Zidane prestó atención a ese 5-0 porque entendió que a este Barça se le gana en velocidad. Necesitaba al “grupo de atletas” (Guardiola dixit) que arrasó en la semifinal de Munich o la versión más discutida de Rafa Benítez. Habría sido el partido perfecto para Mister Rafa. No en vano, él jamás habría quitado a Casemiro del once si la presión popular o, mejor dicho, de la planta noble no hubiese sido tan intensa en la ida. Ha nacido un nuevo Makelele, pero con más estilo; especialista en marrones, se especializa en fontanería soldando averías. Y no le quema el balón en los pies, como al gran Claude, quien reventaba jugadas a la espalda del propio Zidane. Case (así le apoda el vestuario) es la prueba de que el algodón no engaña: ni siquiera el Barça se puede permitir el lujo de bailar claqué sin un rottweiler. Pero Busquets sólo hay uno en el fútbol, Casemiro tiene todo el futuro por delante y no lejos de Chamartín, precisamente. De repente, las críticas al ‘Cholo’ Simeone y su fútbol siderúrgico se esfumaron: Zinedine Zidane, cuyo póster voleando la ‘Novena’ aún está colgado en muchas habitaciones, planteó una hormigonera en campo propio. La primera conclusión a vuelapluma fue intuir que el cemento armado era para impedir un resultado obsceno; el cansancio y la posesión oxidada del Barça dedujeron que era una estrategia. Suicida, pero meditada.
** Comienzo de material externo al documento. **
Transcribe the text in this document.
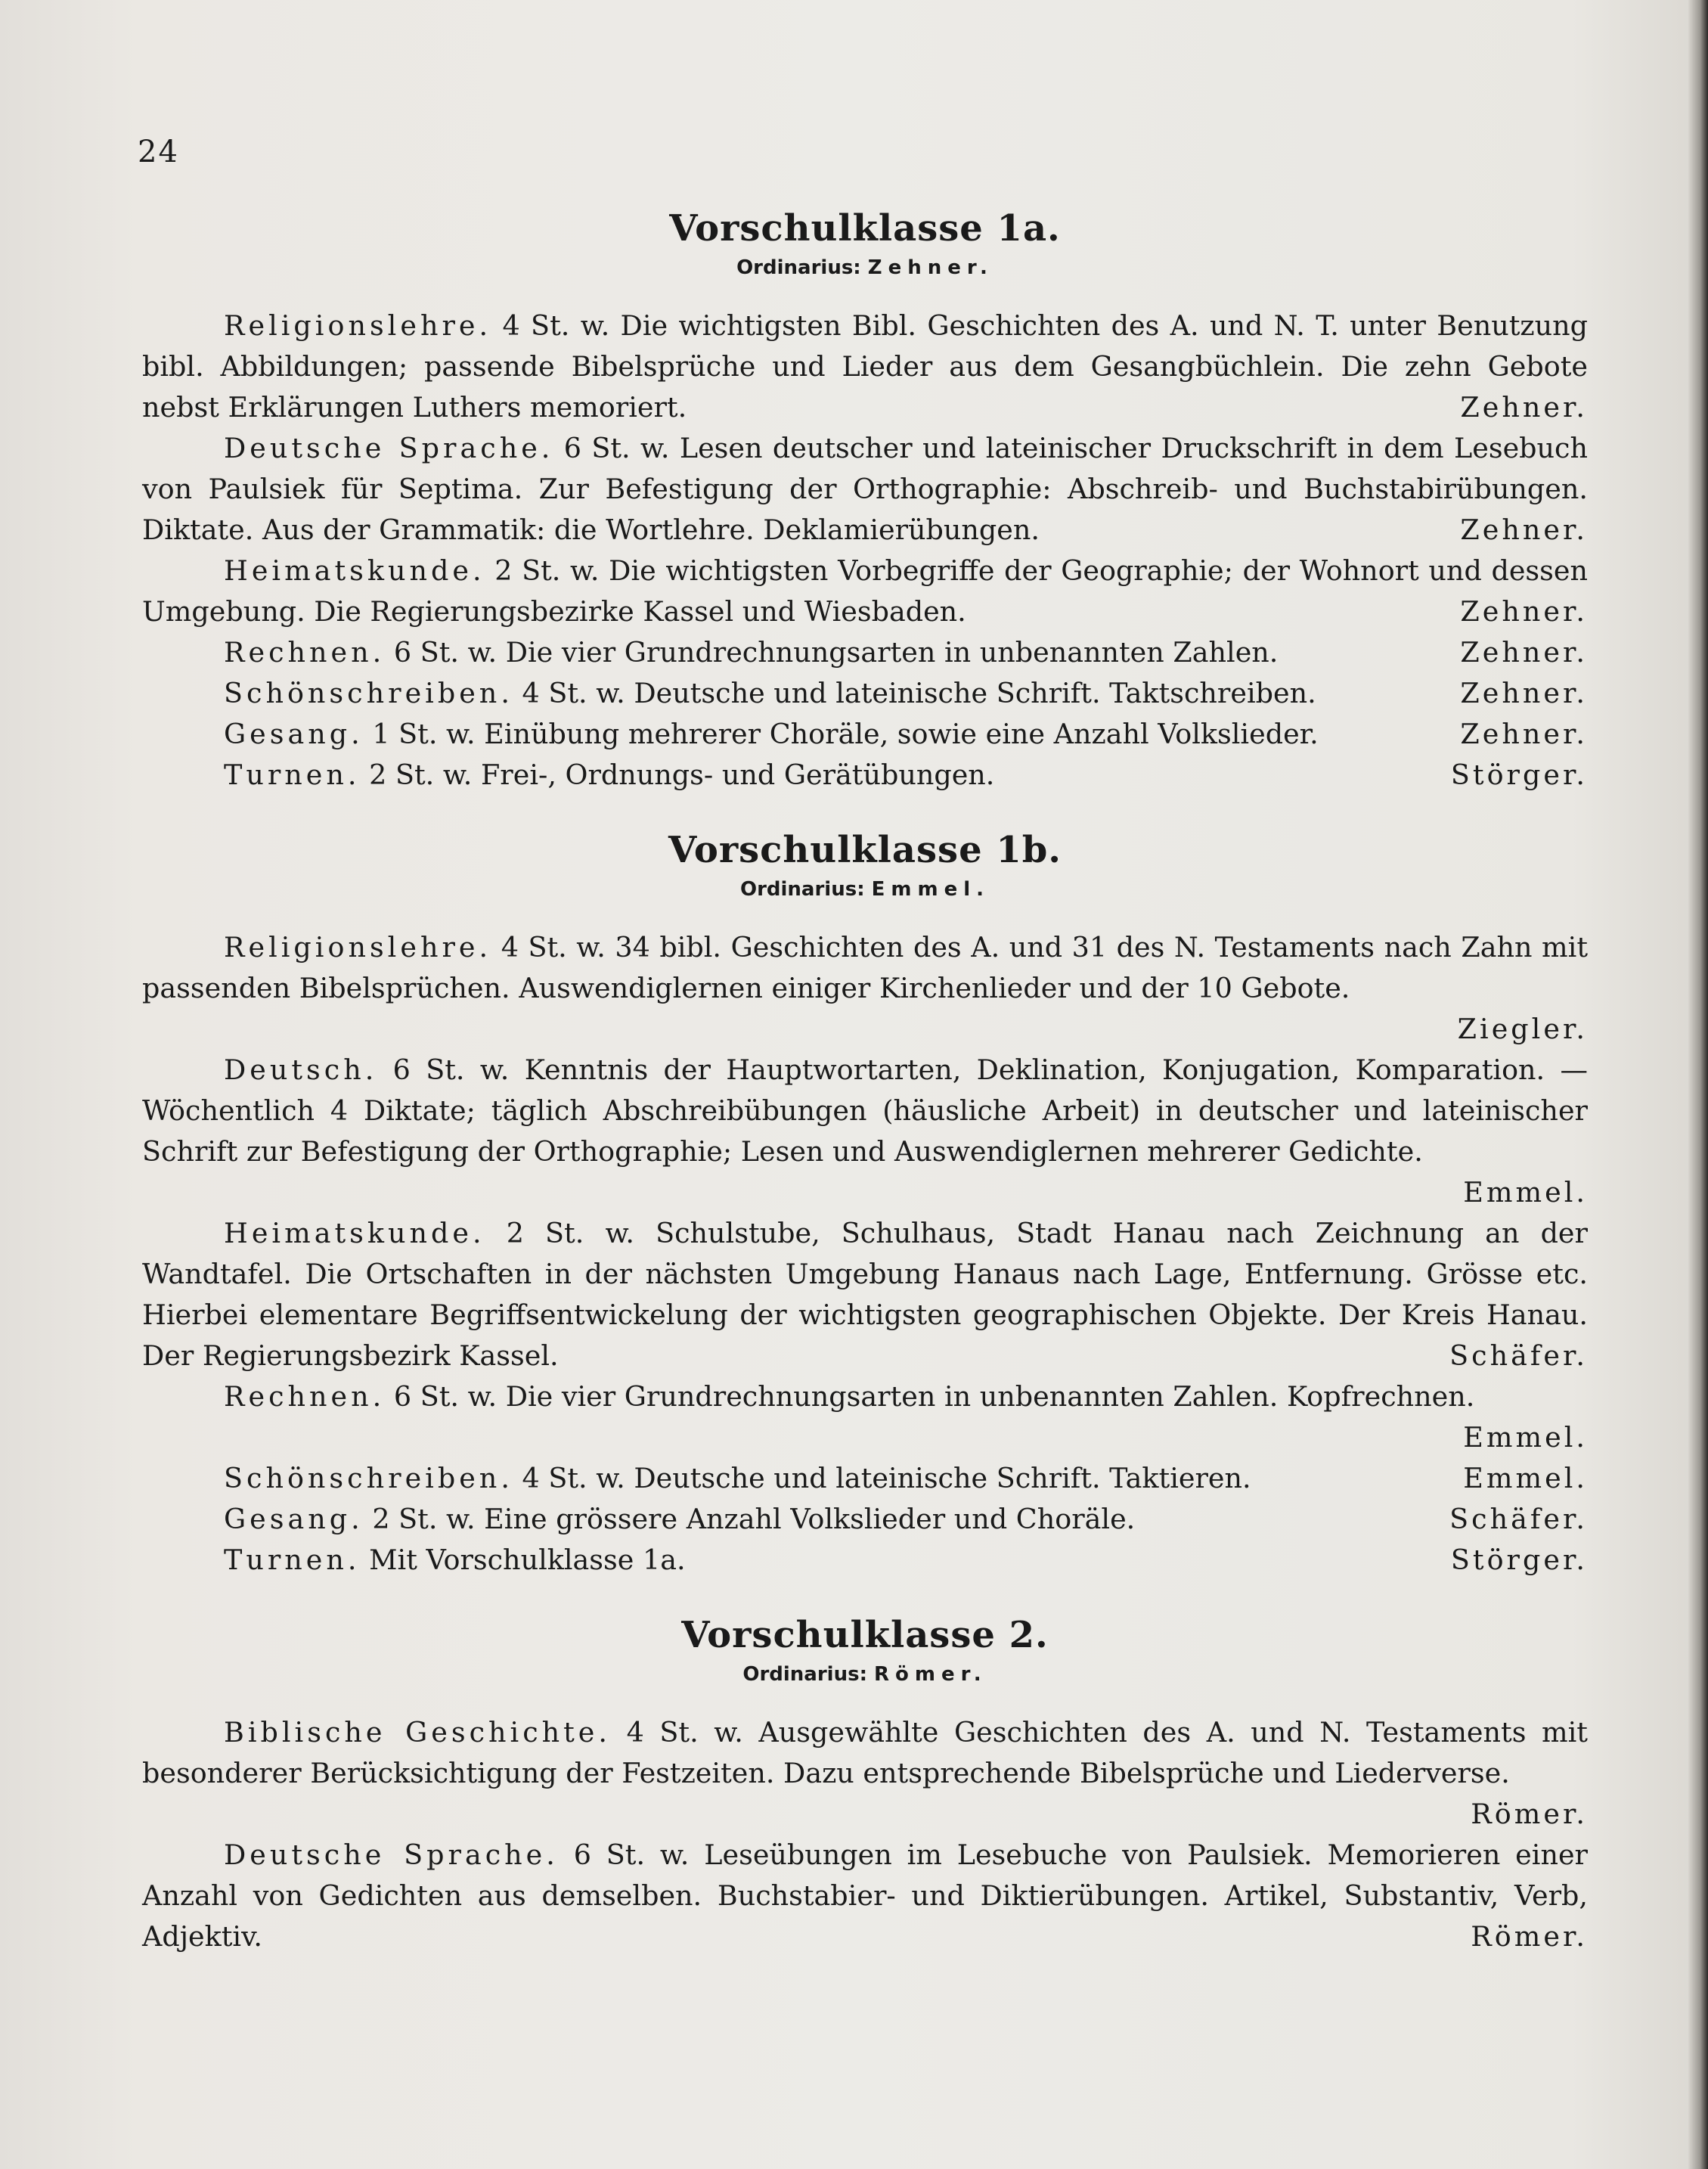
24
Vorschulklasse 1a.
Ordinarius: Zehner.

Religionslehre. 4 St. w. Die wichtigsten Bibl. Geschichten des A. und N. T. unter Benutzung bibl. Abbildungen; passende Bibelsprüche und Lieder aus dem Gesangbüchlein. Die zehn Gebote nebst Erklärungen Luthers memoriert.	Zehner.

Deutsche Sprache. 6 St. w. Lesen deutscher und lateinischer Druckschrift in dem Lesebuch von Paulsiek für Septima. Zur Befestigung der Orthographie: Abschreib- und Buchstabirübungen. Diktate. Aus der Grammatik: die Wortlehre. Deklamierübungen.	Zehner.

Heimatskunde. 2 St. w. Die wichtigsten Vorbegriffe der Geographie; der Wohnort und dessen Umgebung. Die Regierungsbezirke Kassel und Wiesbaden.	Zehner.

Rechnen. 6 St. w. Die vier Grundrechnungsarten in unbenannten Zahlen.	Zehner.

Schönschreiben. 4 St. w. Deutsche und lateinische Schrift. Taktschreiben.	Zehner.

Gesang. 1 St. w. Einübung mehrerer Choräle, sowie eine Anzahl Volkslieder.	Zehner.

Turnen. 2 St. w. Frei-, Ordnungs- und Gerätübungen.	Störger.

Vorschulklasse 1b.
Ordinarius: Emmel.

Religionslehre. 4 St. w. 34 bibl. Geschichten des A. und 31 des N. Testaments nach Zahn mit passenden Bibelsprüchen. Auswendiglernen einiger Kirchenlieder und der 10 Gebote.
Ziegler.

Deutsch. 6 St. w. Kenntnis der Hauptwortarten, Deklination, Konjugation, Komparation. — Wöchentlich 4 Diktate; täglich Abschreibübungen (häusliche Arbeit) in deutscher und lateinischer Schrift zur Befestigung der Orthographie; Lesen und Auswendiglernen mehrerer Gedichte.
Emmel.

Heimatskunde. 2 St. w. Schulstube, Schulhaus, Stadt Hanau nach Zeichnung an der Wandtafel. Die Ortschaften in der nächsten Umgebung Hanaus nach Lage, Entfernung. Grösse etc. Hierbei elementare Begriffsentwickelung der wichtigsten geographischen Objekte. Der Kreis Hanau. Der Regierungsbezirk Kassel.	Schäfer.

Rechnen. 6 St. w. Die vier Grundrechnungsarten in unbenannten Zahlen. Kopfrechnen.
Emmel.

Schönschreiben. 4 St. w. Deutsche und lateinische Schrift. Taktieren.	Emmel.

Gesang. 2 St. w. Eine grössere Anzahl Volkslieder und Choräle.	Schäfer.

Turnen. Mit Vorschulklasse 1a.	Störger.

Vorschulklasse 2.
Ordinarius: Römer.

Biblische Geschichte. 4 St. w. Ausgewählte Geschichten des A. und N. Testaments mit besonderer Berücksichtigung der Festzeiten. Dazu entsprechende Bibelsprüche und Liederverse.
Römer.

Deutsche Sprache. 6 St. w. Leseübungen im Lesebuche von Paulsiek. Memorieren einer Anzahl von Gedichten aus demselben. Buchstabier- und Diktierübungen. Artikel, Substantiv, Verb, Adjektiv.	Römer.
El Madrid ganó el debate de la calle: sí, hay que tenerle en cuenta para la Champions. Necesitaba una demostración mundial en el Circo del Sol del fútbol, delante de Leo Messi y una MSN agotada por las convocatorias internacionales. La trinchera merengue le brindaba a Bale una autopista hasta Claudio Bravo. Y en el duelo de correcaminos, la zancada del galés superó al molinillo de Jordi Alba. A Bale le sucede como al mejor Cristiano (me temo que ya no le veremos): es peligroso sin correa, sin el corsé que le ponía Benítez. Desde anoche, tiene licencia para matar por donde él quiera. Cristiano también, por supuesto, pero Zidane se ganaría el favor de los puristas si le reduce el radio de explosión. Ya no es el velocista que adelanta defensas, ahora se fía de su olfato de Van Nistelrooy. El problema, o capricho, sigue siendo que CR7 no quiere jugar de delantero centro, a pesar de que remataría cualquier microondas que le llegue. Decían las lenguas viperinas que el Espanyol siempre había sido la vaselina de Cristiano. Su enésimo gol decisivo callará a los rajadores: quince tantos a los ‘pericos’ y dieciséis al Barça. Aunque pensándolo bien, no cambiará nada: seguirán despellejándole.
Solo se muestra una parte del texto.